Fela Kuti—his sound, his style—I get a lot of what I do from him.
Salif Keita cause he’s somebody who’s been doing it for Africa for a very long time, him and Youssou N’Dour specifically, really exploring the sound to a real major level. The double-edged sword thing has been setting up the whole world music scenario. It’s been kind of difficult to branch out if you’re coming from anywhere else but America or Europe (specifically England) if you are in only the world music category, which is kind of bogus and unfair.
Seu Jorge is another fabulous musician from Brazil. I’m a big fan of a lot of Brazilian music and the Brazilian sound. Seu Jorge is one of my all time favorites.
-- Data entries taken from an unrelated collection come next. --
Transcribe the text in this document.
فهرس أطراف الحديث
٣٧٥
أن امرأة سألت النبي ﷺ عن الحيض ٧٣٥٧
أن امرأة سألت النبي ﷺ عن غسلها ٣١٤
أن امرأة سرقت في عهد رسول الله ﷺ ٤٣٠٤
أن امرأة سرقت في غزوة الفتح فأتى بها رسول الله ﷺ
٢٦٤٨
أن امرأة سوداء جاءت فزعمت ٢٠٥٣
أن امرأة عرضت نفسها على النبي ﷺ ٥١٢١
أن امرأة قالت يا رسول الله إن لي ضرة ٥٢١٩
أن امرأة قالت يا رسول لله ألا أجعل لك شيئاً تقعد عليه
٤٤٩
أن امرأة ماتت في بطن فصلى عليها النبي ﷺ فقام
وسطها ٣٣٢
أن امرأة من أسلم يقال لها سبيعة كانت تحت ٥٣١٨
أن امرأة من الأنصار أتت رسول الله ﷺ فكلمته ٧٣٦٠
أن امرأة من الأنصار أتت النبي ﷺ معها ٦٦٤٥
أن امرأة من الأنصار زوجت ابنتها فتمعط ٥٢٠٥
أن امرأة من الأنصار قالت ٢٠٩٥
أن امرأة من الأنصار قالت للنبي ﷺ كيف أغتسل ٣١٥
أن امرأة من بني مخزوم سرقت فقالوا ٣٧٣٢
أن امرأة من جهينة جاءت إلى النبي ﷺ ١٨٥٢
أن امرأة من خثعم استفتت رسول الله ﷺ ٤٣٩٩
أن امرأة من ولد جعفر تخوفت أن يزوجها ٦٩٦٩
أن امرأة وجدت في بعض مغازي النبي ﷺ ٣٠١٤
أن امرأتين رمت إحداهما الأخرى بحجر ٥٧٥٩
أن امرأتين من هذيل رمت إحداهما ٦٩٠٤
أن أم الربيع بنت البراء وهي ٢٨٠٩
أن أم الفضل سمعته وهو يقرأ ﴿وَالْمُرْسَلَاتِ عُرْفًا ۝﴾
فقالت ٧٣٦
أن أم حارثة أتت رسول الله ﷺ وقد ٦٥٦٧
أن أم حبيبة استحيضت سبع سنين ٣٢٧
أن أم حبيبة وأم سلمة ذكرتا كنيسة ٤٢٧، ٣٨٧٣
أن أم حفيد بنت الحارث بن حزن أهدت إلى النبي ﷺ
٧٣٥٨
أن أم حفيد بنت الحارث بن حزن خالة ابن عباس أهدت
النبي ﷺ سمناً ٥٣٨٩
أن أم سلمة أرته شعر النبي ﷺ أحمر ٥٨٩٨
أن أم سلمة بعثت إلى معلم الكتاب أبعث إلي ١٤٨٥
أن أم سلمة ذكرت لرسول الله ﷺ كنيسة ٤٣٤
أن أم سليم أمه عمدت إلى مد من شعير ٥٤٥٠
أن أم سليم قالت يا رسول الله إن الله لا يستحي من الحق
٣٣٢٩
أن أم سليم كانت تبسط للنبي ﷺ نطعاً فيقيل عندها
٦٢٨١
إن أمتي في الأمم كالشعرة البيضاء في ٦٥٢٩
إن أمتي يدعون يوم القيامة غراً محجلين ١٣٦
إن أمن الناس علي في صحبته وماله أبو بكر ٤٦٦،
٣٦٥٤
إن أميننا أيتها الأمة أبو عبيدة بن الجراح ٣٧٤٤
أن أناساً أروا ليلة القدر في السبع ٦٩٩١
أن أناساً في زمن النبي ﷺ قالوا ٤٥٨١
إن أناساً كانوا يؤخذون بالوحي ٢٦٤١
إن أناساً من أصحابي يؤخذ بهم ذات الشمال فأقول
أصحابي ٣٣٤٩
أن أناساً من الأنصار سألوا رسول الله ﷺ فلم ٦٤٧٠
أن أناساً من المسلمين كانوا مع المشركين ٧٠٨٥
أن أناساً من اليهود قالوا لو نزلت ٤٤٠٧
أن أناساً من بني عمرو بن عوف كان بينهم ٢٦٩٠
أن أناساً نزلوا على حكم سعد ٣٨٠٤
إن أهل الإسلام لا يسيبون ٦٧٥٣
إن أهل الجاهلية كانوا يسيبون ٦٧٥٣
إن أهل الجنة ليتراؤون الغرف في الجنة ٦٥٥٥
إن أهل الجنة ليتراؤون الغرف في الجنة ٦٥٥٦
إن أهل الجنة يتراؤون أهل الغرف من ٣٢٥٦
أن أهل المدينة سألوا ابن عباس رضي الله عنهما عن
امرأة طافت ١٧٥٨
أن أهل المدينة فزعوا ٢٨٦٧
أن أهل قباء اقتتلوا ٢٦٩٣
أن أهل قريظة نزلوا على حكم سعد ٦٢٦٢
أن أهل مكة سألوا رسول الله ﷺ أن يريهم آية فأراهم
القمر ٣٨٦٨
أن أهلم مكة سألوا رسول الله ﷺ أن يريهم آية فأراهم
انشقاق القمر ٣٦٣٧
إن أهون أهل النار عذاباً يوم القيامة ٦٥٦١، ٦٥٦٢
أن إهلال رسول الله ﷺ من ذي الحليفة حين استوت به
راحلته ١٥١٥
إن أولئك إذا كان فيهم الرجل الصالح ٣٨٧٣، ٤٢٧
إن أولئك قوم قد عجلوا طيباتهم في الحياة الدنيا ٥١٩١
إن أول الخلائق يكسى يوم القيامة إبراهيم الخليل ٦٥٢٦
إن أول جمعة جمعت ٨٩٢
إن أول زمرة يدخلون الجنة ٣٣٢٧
There is also a composer called Arthur Verocai. His work really inspired my new record Native Sun in that his compositions are really interesting. He has an obviously classical style of writing but it’s based in African percussion styles, so strings are almost percussion instruments, and horns–I mean, it really has a different kind of vibe. He’s a fabulous composer.
Of course Mulatu [Astatke] who’s a pioneer of Ethio jazz. Just genius sounds! And the horns that I record primarily have that Ethio jazz vibe to them, so I’m really influenced by him.
Ebo Taylor is fabulous. He is one of our pioneers in terms of highlife music and Afrobeat. That’s real major.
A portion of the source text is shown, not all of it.